Kedua, alasan dihapuskannya jurusan di SMA karena
pengkotak-kotakan jurusan dianggap sudah tidak relevan karena peserta didik
hanya mempelajari jurusan yang telah dipilih sehingga wawasan mereka tidak
berkembang, Padahal secara logika, justru dengan adanya penjurusan, peserta
didik sudah bisa menentukan mau jadi apa kelak, dan belajar secara mendalam di
jurusan yang dipilih.
Saat ini justru terjadi
pendangkalan ketika jurusan dihapuskan yang kelak akan memilih jurusan-jurusan
eksakta di perguruan tinggi tidak mempelajari keseluruhan mata pelajaran yang
beririsan dengan jurusan tersebut sehingga bagaimana pemahaman mereka kelak
tidak bisa diukur secara mendalam. Begitu pula IPS dan Bahasa tidak mempelajari
keseluruhan secara mendalam semua mata pelajaran yang berkaitan dengan IPS dan
Bahasa.
Tes masuk perguruan
tinggi juga menjadi terlalu umum hanya berisi tes potensi skolastik, penalaran
matematika dan literasi dalam Bahasa Indonesia dan Bahasa Inggris. Saat ini
mereka harus adaptif dengan cara mempelajari lintas mata pelajaran yang sesuai
dengan minat dan bakatnya sehingga bisa mengikuti perkembangan zaman.

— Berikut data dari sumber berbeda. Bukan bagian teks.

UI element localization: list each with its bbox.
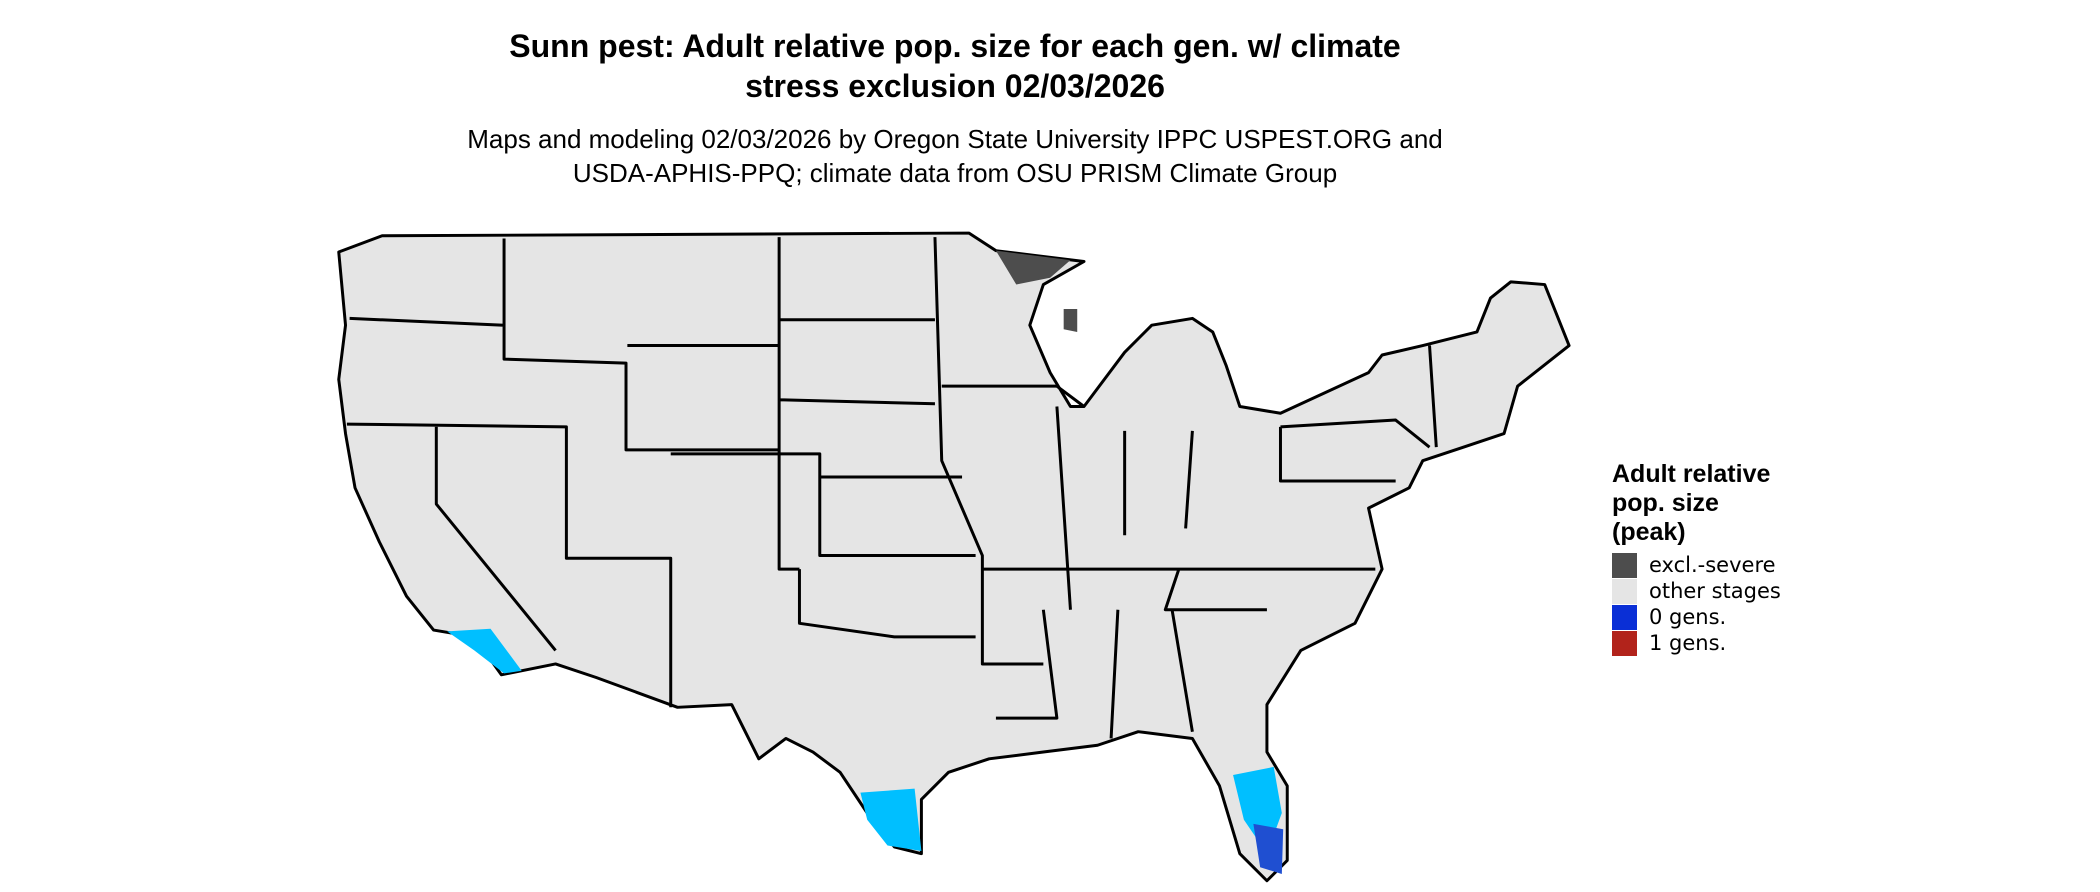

Ketiga, dengan penghapusan jurusan di SMA, maka semua
peserta didik bisa memilih jurusan yang diinginkan ketika kuliah melalui jalur
tes tanpa melihat latar belakang jurusan ketika di SMA.
Banyak kalangan yang
menyambut positif kebijakan ini, namun euforia ini hendaknya diimbangi dengan
melihat kesiapan infrastruktur sekolah dalam pelaksanaanya. Dengan
dihapuskannya jurusan di SMA, maka sebagai gantinya, peserta didik akan memilih
mata pelajaran sesuai dengan minatnya. Di sinilah letak masalah krusialnya jika
sekolah –sekolah yang menerapkan kurikulum Merdeka mengalami paceklik guru
serta minim sarana pendukung.
Bukan rahasia lagi jika
sekolah-sekolah di pelosok Indonesia hanya memiliki segelintir guru.
Berdasarkan data BPS tahun 2020/2021, dari 6.899 jumlah SMA Negeri hanya ada
339 ribu orang. Data Kemdikbud Ristek tahun 2024, Indonesia kekurangan 1,3 juta
guru. Bahkan di Papua, ada 600 ribu lebih anak Papua yang tidak bersekolah.
Pakar pendidikan Universitas Papua, Dr Agus Irianto Sumule menyebut,
ketersediaan guru sebagai salah satu persoalan utama. Ada lebih 244 ribu anak
jenjang SD tidak sekolah, 224 ribu lebih di jenjang SMP dan 151 ribu lebih di
jenjang SMA/SMK. Angka totalnya adalah 620.724.
Lantas bagaimana di
daerah lain? Silakan search tentang kekurangan guru di daerah-daerah bahkan di
Jakarta pun potensi kekurangan guru juga bisa terjadi. Terlebih baru-baru ini
ada kejadian yang cukup menghebohkan di mana guru-guru honorer yang berjumlah ratusan
orang dipecat mendadak yang dikenal dengan istilah “ cleansing” atau
pembersihan.
Istilah yang kurang
manusiawi sebenarnya untuk dilekatkan pada pahlawan tanpa tanda jasa.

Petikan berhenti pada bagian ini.